Em que hora do dia você sente que trabalha melhor? Você tem algum ritual de preparação para a escrita?
Não tenho rituais nem horas nem caos nem organização. A melhor hora para escrever é quando a escrita se torna inevitável. E nesse momento tudo o resto deixa de ter importância exclusiva. Por vezes, é mais violento do que a fome ou a sede. E quando me deixo entregue ao alimento e me sacio o resultado poderá ser um bom naco de prosa, um poema, uma ideia consubstanciada, ou uma amálgama de merda que acabará no lixo. A vantagem do computador, como um dia disse um dos grandes prosadores portugueses do século XX, José Cardoso Pires, é porque em si é uma máquina de apagar. Tudo depende do critério de quem o usa. Nunca conheceremos antecipadamente o minuto seguinte, donde a impossibilidade de rituais. E evitaremos, assim, farsas mediáticas.
Você escreve um pouco todos os dias ou em períodos concentrados? Você tem uma meta de escrita diária?

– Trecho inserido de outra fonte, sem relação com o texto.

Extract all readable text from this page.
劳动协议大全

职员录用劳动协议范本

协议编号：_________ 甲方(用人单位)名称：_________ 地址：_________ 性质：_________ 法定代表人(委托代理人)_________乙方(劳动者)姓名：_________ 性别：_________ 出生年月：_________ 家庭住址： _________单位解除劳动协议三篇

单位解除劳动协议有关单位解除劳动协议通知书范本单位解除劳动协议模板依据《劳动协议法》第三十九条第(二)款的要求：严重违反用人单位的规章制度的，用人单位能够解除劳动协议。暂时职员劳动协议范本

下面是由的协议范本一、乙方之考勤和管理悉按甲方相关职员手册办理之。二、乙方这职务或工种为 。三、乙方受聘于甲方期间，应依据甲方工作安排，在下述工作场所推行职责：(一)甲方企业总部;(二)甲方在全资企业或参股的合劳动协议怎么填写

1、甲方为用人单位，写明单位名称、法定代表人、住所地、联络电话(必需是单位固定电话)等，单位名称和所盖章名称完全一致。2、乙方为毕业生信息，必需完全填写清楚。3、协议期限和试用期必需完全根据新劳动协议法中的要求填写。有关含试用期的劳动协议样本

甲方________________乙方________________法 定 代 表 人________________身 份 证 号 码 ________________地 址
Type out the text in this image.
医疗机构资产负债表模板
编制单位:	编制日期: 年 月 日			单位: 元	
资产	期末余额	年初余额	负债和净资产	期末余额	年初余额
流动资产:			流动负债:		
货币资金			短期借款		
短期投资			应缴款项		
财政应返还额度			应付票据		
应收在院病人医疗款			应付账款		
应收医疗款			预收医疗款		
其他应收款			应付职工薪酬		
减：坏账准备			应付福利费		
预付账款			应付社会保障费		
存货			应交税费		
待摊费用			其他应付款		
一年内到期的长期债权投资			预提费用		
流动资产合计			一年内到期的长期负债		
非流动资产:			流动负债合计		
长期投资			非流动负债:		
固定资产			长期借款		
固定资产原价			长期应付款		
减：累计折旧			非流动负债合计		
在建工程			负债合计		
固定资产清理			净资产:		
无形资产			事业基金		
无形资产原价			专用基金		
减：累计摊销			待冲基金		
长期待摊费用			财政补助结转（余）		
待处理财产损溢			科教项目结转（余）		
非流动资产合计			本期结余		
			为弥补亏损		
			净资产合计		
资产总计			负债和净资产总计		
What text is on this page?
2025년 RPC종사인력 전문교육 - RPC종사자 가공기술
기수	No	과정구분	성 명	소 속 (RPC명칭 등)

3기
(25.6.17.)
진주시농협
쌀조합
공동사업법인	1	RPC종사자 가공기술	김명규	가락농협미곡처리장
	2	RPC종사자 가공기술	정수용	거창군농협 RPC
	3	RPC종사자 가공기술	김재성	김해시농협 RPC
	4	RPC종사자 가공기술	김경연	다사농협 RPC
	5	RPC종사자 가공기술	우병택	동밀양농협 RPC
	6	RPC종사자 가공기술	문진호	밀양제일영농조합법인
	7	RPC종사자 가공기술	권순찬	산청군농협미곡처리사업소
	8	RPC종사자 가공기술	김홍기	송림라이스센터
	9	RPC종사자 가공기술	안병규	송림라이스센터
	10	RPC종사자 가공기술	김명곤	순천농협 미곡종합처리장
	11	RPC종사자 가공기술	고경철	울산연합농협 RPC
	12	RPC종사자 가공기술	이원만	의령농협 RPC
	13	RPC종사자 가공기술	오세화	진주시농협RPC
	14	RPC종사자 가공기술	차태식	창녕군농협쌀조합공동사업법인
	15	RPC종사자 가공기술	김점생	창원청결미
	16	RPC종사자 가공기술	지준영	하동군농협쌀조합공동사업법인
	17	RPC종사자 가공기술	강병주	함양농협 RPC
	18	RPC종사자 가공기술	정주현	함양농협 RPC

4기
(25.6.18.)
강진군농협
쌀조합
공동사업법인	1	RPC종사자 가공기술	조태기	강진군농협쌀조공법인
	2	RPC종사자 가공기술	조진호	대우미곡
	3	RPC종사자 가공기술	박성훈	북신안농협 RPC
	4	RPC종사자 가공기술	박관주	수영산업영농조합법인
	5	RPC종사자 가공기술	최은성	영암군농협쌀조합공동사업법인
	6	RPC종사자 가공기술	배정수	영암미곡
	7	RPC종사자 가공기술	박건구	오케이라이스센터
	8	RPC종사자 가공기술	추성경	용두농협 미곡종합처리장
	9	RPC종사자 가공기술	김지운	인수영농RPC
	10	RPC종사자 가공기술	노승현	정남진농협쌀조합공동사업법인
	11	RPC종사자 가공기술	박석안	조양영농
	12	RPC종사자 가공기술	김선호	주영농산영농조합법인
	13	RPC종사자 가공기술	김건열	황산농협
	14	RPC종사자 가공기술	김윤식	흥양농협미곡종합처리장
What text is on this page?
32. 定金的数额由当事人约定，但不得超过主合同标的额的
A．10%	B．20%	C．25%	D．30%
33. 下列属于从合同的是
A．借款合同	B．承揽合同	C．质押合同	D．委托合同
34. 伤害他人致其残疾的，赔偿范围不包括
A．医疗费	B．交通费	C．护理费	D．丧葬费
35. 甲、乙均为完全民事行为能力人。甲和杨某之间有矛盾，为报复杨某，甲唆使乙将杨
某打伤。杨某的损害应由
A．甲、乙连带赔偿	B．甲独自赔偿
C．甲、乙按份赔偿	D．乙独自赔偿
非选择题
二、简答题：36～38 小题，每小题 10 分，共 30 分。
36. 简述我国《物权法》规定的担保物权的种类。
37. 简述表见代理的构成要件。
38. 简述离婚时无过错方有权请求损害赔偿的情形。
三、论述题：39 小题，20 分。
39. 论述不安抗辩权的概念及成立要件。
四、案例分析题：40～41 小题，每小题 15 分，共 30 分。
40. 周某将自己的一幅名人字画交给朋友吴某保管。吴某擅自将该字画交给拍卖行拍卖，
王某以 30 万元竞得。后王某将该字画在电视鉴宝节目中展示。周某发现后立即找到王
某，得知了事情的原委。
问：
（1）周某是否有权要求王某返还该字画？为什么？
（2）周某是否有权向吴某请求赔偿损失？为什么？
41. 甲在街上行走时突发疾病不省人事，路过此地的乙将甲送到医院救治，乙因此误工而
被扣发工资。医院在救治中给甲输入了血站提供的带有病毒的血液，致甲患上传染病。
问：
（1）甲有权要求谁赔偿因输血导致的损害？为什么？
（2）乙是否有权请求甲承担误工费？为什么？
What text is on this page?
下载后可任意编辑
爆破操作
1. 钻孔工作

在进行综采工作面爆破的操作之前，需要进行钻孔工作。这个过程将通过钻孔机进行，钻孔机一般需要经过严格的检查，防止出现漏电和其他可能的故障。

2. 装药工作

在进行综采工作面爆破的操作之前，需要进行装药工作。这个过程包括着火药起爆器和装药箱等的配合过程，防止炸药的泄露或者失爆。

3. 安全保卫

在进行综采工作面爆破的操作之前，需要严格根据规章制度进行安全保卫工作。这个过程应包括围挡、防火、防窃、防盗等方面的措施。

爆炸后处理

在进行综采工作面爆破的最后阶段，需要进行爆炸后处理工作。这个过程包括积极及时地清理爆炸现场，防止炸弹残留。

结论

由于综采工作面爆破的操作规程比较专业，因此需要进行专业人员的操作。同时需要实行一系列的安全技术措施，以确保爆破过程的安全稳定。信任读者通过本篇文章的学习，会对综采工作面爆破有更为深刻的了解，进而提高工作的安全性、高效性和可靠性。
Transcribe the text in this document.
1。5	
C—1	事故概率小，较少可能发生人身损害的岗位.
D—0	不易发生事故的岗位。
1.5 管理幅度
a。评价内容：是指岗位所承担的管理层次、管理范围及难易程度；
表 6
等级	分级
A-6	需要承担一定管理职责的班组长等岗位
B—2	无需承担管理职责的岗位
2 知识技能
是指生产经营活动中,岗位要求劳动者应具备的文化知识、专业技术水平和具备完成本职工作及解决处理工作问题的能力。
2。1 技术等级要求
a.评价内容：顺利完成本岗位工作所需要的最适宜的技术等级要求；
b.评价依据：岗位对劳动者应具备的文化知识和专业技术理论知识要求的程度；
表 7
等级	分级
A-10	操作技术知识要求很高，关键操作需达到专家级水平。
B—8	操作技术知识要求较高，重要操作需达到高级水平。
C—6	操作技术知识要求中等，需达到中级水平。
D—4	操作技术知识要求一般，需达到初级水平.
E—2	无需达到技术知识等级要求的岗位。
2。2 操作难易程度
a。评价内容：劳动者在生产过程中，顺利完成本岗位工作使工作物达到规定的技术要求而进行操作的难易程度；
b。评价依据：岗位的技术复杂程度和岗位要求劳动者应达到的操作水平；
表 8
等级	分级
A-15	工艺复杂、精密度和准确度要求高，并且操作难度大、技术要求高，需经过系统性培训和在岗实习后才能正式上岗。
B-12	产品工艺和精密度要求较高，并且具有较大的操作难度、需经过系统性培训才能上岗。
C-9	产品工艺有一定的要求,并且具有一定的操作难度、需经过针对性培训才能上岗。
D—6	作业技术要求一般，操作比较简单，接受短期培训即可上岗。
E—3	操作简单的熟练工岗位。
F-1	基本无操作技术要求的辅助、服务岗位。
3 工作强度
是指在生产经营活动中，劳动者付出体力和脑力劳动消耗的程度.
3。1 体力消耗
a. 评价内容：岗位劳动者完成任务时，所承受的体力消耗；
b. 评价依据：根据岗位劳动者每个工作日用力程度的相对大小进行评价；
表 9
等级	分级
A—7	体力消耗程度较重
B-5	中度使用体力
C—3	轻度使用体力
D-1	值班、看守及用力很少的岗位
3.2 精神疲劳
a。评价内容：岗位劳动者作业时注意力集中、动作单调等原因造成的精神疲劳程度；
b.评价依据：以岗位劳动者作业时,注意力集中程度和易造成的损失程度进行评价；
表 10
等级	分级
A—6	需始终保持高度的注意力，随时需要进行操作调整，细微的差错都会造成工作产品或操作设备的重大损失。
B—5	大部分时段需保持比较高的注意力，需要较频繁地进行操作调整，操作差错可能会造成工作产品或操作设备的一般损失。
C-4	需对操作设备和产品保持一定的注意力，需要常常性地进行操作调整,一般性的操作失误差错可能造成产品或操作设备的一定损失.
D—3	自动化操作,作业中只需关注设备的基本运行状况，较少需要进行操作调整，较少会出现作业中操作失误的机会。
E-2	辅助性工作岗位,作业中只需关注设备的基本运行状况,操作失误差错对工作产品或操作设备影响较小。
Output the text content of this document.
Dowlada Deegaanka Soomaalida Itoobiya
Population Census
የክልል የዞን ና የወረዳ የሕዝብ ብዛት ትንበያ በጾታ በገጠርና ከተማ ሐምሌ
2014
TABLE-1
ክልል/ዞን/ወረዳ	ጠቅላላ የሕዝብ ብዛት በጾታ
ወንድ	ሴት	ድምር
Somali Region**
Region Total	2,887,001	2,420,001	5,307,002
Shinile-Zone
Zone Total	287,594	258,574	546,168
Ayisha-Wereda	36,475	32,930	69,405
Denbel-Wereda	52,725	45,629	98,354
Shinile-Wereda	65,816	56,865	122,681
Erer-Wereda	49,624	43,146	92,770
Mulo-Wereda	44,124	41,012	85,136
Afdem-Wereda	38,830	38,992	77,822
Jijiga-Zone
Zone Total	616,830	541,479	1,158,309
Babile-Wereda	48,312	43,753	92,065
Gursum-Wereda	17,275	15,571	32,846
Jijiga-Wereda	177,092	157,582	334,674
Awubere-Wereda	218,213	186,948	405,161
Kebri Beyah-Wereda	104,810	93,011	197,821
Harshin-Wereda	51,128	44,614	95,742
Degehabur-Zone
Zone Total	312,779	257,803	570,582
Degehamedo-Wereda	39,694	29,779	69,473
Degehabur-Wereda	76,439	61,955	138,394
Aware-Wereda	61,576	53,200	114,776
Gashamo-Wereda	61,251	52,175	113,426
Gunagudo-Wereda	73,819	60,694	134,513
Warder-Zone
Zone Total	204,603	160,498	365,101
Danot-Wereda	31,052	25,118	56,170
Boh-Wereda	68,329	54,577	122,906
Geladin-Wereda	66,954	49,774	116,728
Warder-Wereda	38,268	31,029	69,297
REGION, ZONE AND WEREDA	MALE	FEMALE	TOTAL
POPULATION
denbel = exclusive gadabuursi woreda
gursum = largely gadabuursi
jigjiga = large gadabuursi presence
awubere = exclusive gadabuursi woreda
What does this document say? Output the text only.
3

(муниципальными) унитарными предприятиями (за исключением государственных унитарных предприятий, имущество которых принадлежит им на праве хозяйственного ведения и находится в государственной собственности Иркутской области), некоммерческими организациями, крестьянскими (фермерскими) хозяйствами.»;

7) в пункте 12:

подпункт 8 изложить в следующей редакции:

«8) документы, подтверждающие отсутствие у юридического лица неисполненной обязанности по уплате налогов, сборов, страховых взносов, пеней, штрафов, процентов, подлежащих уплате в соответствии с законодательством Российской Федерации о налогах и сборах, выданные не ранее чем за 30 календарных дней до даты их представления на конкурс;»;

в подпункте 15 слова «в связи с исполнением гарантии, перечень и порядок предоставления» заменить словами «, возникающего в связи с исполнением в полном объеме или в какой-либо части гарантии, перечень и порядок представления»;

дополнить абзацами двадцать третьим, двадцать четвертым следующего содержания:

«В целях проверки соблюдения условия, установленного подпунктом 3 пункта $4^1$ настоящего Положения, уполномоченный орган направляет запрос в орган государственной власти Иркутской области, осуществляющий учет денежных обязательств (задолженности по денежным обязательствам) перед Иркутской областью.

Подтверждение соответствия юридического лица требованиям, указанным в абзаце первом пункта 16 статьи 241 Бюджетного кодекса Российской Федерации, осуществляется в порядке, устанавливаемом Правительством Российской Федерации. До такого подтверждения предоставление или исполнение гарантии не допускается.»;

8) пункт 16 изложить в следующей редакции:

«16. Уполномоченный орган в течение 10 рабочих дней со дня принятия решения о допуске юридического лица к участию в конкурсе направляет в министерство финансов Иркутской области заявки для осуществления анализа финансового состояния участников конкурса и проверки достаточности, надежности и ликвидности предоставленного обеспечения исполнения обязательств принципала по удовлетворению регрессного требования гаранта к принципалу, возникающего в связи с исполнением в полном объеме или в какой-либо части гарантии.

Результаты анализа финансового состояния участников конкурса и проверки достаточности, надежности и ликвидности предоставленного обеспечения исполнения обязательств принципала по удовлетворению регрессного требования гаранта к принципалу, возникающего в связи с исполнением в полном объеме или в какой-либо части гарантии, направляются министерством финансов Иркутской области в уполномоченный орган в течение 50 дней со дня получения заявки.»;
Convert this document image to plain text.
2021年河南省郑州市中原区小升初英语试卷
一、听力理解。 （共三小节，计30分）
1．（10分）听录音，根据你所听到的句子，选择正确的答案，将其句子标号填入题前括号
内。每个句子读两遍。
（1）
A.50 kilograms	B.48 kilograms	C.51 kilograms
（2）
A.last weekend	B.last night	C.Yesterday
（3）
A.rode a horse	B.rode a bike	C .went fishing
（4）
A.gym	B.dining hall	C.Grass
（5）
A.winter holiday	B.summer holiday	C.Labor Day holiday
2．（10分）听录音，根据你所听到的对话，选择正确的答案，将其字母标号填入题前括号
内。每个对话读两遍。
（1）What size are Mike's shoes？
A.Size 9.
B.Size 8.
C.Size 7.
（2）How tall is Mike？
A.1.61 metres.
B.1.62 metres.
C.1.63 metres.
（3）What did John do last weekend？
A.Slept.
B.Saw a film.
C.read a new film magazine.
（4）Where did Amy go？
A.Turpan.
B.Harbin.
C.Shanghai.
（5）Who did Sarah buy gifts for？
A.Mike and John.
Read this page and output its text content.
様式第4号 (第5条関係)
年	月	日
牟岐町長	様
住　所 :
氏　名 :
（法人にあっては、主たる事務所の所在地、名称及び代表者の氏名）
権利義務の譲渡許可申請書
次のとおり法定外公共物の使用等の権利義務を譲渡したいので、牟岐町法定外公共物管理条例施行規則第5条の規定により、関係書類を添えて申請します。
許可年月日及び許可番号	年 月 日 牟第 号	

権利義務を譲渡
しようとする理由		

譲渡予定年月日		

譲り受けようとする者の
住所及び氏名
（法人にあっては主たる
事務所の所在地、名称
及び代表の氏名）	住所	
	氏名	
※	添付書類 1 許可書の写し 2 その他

Escrevo todos os dias quando não tenho mais nada para fazer. A escrita é um modo de sobrevivência contra a solidão das multidões. Escrever a qualquer hora e em qualquer lugar é uma imposição à qual estamos eternamente subjugados. O resto, é trabalho de laboratório. A experiência de burilar e polir a pedra bruta. Mas até esta experiência foge ao controlo racional. Ela impõe-se e exige. Uma exigência com açúcar. Gostosa. Ainda que seja uma exposição ao perigo. A versão definitiva não existe. O limite expande-se. Até ao cansaço.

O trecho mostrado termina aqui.